Thousands of children will get a third day off school Friday in the biggest educational weather disruption for at least a decade.
Last night, soldiers were drafted in to transport frontline NHS staff to Edinburgh Royal Infirmary and the capital’s Western General Hospital. The Ministry of Defence said it was providing several 4x4 vehicles and drivers to get around 200 clinical and support staff to and from work.
Virtually no flights have operated from Glasgow Airport for two days during its most significant weather disruption for 30 years and following its greatest ever snowfall. Red Cross volunteers helped stranded passengers bed down for a second night while trucks of snow were moved by staff working waist deep.
Edinburgh Airport suffered its worst weather problems since 2011, while Prestwick handled many diverted flights, including from Dubai.
All of the airports hope to resume flights today if there is not more snow.
However, some airlines such as EasyJet and Ryanair, will not start operating departing flights from Edinburgh until lunchtime.
On the roads, a bitter row erupted after First Minister accused haulage firms of contributing to jams which more than 1,000 motorists stranded in their vehicles on the M80 overnight. The ordeal lasted up to 17 hours for some after several lorries jack-knifed between Glasgow and Stirling. Police, firefighters and volunteers handed out water and food.
Nicola Sturgeon told MSPs: “There were far more HGVs on that road than there should have been when a red warning was in place.”
However, Road Haulage Association chief executive Richard Burnett said her suggestion that HGVs should not use trunk roads unless it was absolutely unavoidable “is naïve in the extreme”.
He said: “In many cases, particularly in isolated areas, an HGV will be the only vehicle with the capability of getting through. The drivers of these vehicles should be applauded – not pilloried.”
Elsewhere, major roads closed include the A68 near Jedburgh and at the English Border, and the A1 near Berwick-upon-Tweed.
Police Scotland saw 999 calls increase by 50 per cent to 1,892 in 24 hours.
They came amid the Met Office’s first red severe weather warning for snow since 2010, issued when there is a danger to life.
Operational meteorologist Martin Bowles told The Scotsman: “This has been a remarkable snow event for the Central Belt, probably the most significant one since the 1990s.”
A red warning was issued for south-west England and south Wales as Storm Emma moves in, hitting the south coast.
The storms claimed their tenth victim UK-wide yesterday as a seven-year-old girl was fatally injured after a car hit a house in Cornwall.
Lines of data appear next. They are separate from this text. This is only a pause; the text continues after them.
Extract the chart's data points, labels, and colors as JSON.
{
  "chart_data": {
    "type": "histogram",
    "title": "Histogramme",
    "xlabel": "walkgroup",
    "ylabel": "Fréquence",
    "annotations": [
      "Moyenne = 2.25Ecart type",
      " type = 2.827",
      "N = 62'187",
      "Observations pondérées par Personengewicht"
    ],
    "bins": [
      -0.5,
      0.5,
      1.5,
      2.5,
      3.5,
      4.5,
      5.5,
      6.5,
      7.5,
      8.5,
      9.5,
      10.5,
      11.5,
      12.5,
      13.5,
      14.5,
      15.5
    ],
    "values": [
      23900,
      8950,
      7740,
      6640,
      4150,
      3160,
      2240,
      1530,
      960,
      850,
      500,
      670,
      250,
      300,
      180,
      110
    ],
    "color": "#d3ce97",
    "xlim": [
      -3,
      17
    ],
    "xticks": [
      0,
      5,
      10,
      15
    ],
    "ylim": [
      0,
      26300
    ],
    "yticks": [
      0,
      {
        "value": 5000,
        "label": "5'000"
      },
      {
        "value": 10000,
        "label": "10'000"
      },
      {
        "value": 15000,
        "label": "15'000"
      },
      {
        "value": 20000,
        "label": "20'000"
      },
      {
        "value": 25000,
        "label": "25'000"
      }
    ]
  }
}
Soldiers from 3 Rifles and 2 Scots, based in Dreghorn Barracks and Penicuik, worked through the night to transport NHS Lothian staff to work, following a special request by NHS Lothian to the Scottish Government.
Their efforts are being helped by two Police Scotland vehicles and eight from the Scottish Fire and Rescue Service.
Westminster’s defence secretary Gavin Williamson said: “Our armed forces stand ready to help as Britain is hit by severe weather.”
Scottish Government health secretary Shona Robison said: “The Scottish Government’s Resilience Coordination Centre is continuing to work with local authorities and public services across Scotland and ensure they have the support they need and we have acted quickly on a specific request from NHS Lothian.”
Hospital roof tiles at the Princess Royal Maternity in Glasgow blew off yesterday during the blizzard - but no-one was injured.
It is thought that 37cm of snow fell at Glasgow Airport by 4pm yesterday - more than twice the record 18cm which was set 22 years ago.
Airport officials told The Scotsman that that much snow would cover the Hampden Stadium pitch to a depth of 7m (24ft).
Snowfall in Edinburgh was also near record levels - 16cm at Gogarbank compared to 18cm at the Royal Botanic Garden in 1991.
However, Mr Bowles said the figures may have been exaggerated because of drifting.
A total of 47cm fell in East Kilbride.
Councils keeping all schools closed for a third day today include Glasgow and Edinburgh. Seamus Searson, general secretary of the Scottish Secondary Teachers’ Association, said: “There has not been anything like this in the last ten years, but health and safety is the most important thing and parents will want to know what’s happening the night before.”
ScotRail will not resume trains on many routes across the Central Belt until at least mid-morning today.
It said: “There won’t be any services in the affected areas during the morning peak as lines need to be tested in the morning to check if they are safe.”
Yesterday, few trains operated while engineers battled to clear tracks covered in feet of snow in places.
Virgin Trains suspended services on the west coast main line between Glasgow and Carlisle for a second day, while all Caledonian Sleeper trains were cancelled again. Even the Glasgow Subway initially ran only a restricted service because of snow covering tracks between the train depot and tunnels.
Dozens spent the night in bus stations, such as at Buchanan Street in Glasgow.
The Scottish Conservatives postponed their conference in Aberdeen today, while many leisure centres, libraries and council services remained shut across the country.